Intellectual? Property? Rights?
Trademarking the syllable D’Oh — which 20th Century Fox has done — seems to make each word of the phrase “intellectual property rights” somehow wrong.
It must be noted, however, that D’Oh is not the worst offender among trademarked sounds. Who knew, for example, that Federal Signal Corporation (what is that?) had a trademarked sound or that it appeared on the US Patent and Trademark Office kid’s page? And the list goes on of forgettable chimes, tones, beeps, horns, dings, as well as the William Tell Overture. It’s amazing how much time lawyers seem to have on their hands to cause mischief.

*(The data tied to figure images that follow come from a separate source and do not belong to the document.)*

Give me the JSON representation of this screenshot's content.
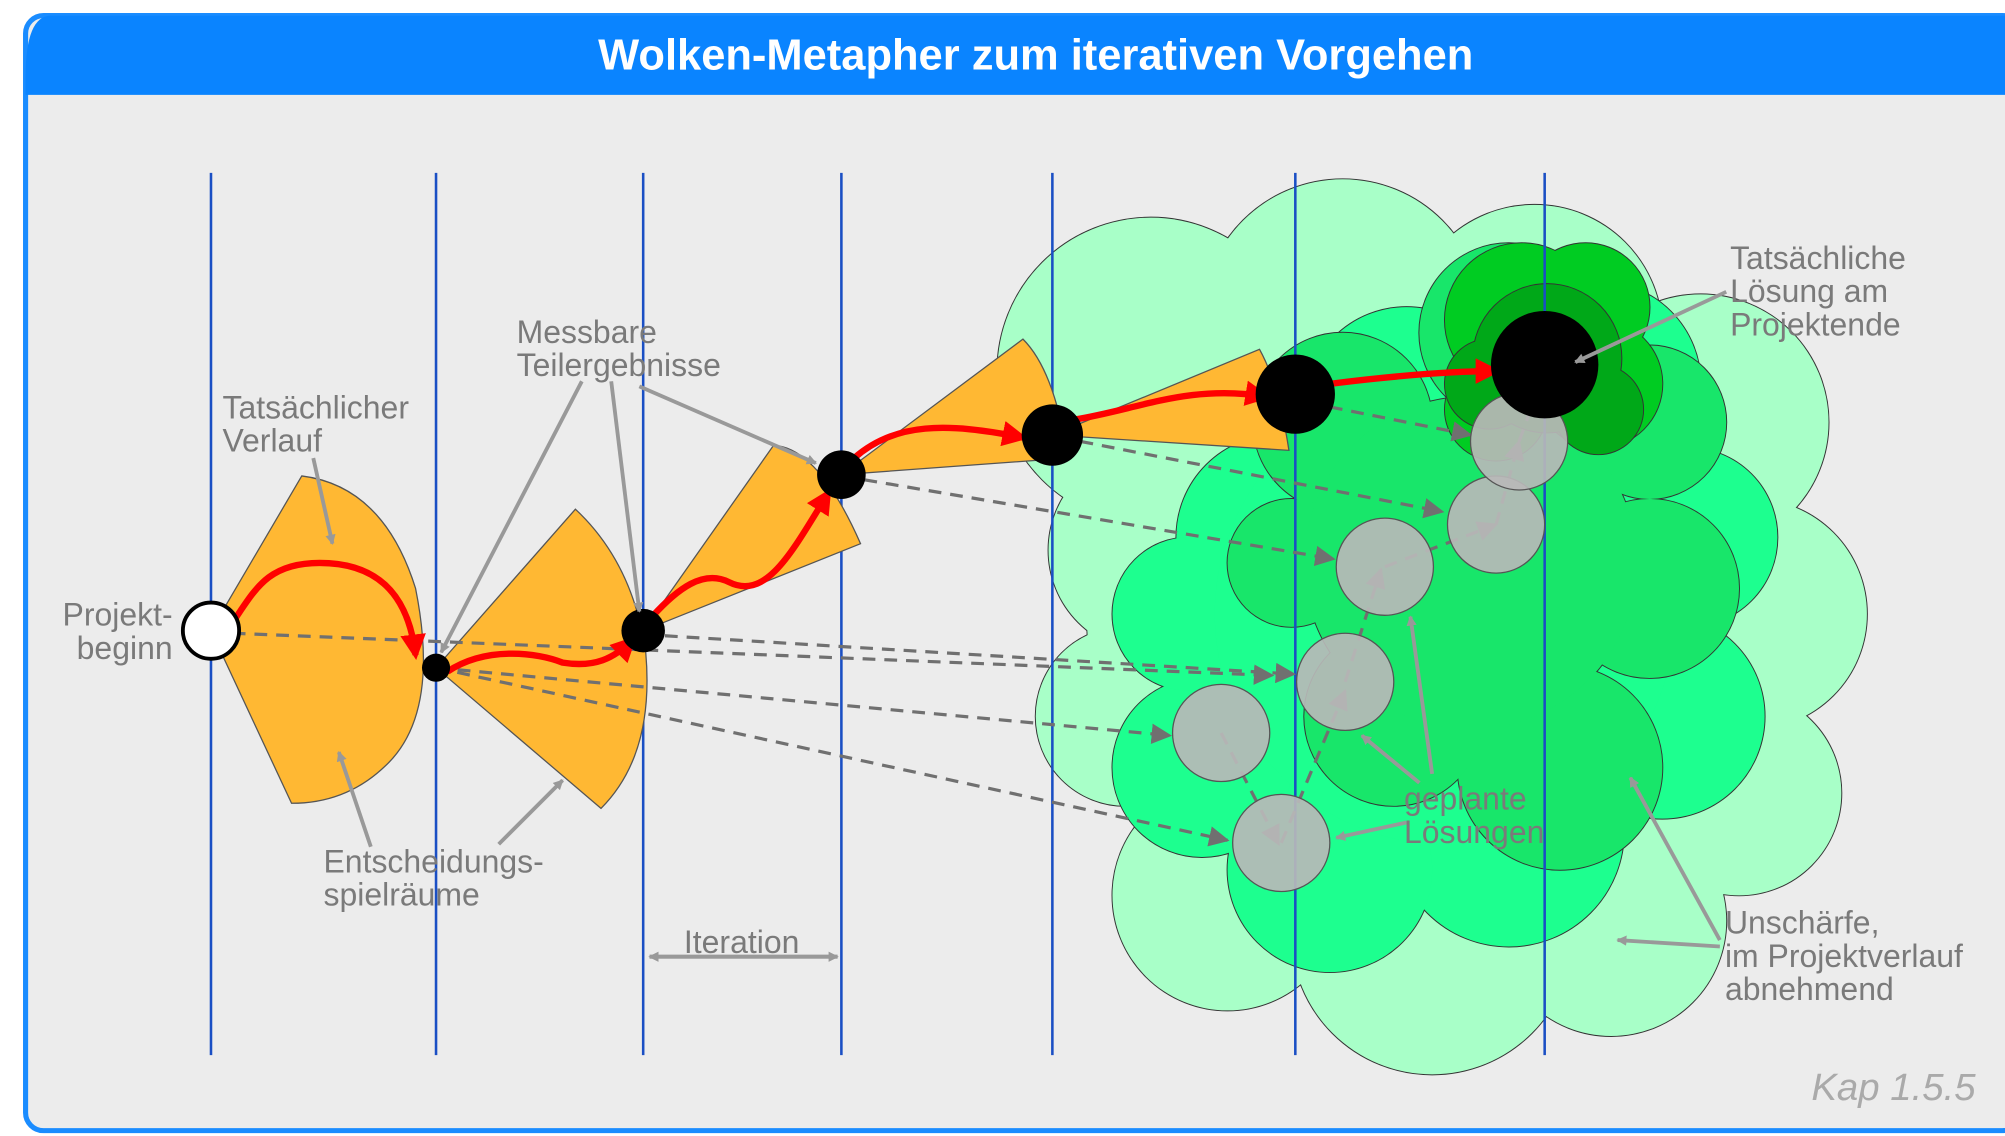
{
  "header": {
    "title": "Wolken-Metapher zum iterativen Vorgehen"
  },
  "labels": {
    "actual_path": [
      "Tatsächlicher",
      "Verlauf"
    ],
    "measurable": [
      "Messbare",
      "Teilergebnisse"
    ],
    "start": [
      "Projekt-",
      "beginn"
    ],
    "scope": [
      "Entscheidungs-",
      "spielräume"
    ],
    "iteration": "Iteration",
    "planned": [
      "geplante",
      "Lösungen"
    ],
    "actual_solution": [
      "Tatsächliche",
      "Lösung am",
      "Projektende"
    ],
    "uncertainty": [
      "Unschärfe,",
      "im Projektverlauf",
      "abnehmend"
    ]
  },
  "footer": "Kap 1.5.5"
}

Our question is this: has James Lileks trademarked Yeagh!, which might actually be worth doing?

March 21st, 2007 at 8:56 am
The Constitution authorizes patents and copyrights as a means to “to promote the progress of science and useful arts.” In large and increasing measure, this mechanism for incentivizing progress has been perverted into a means for impeding it.
Maybe the immediate roots of the problem are in the 1970s and 1980s when Japan et al took unimplemented American research and turned it into highly competitive inexpensive products. In response, the legal system was ajusted to prevent this from happening again (which was apparently fine with Japan once it had become a developed country); such special-interest adjustments became more drastic when the Internet took off. It’s not surprising that these solutions have spawned new problems with serious implications for the nation’s future.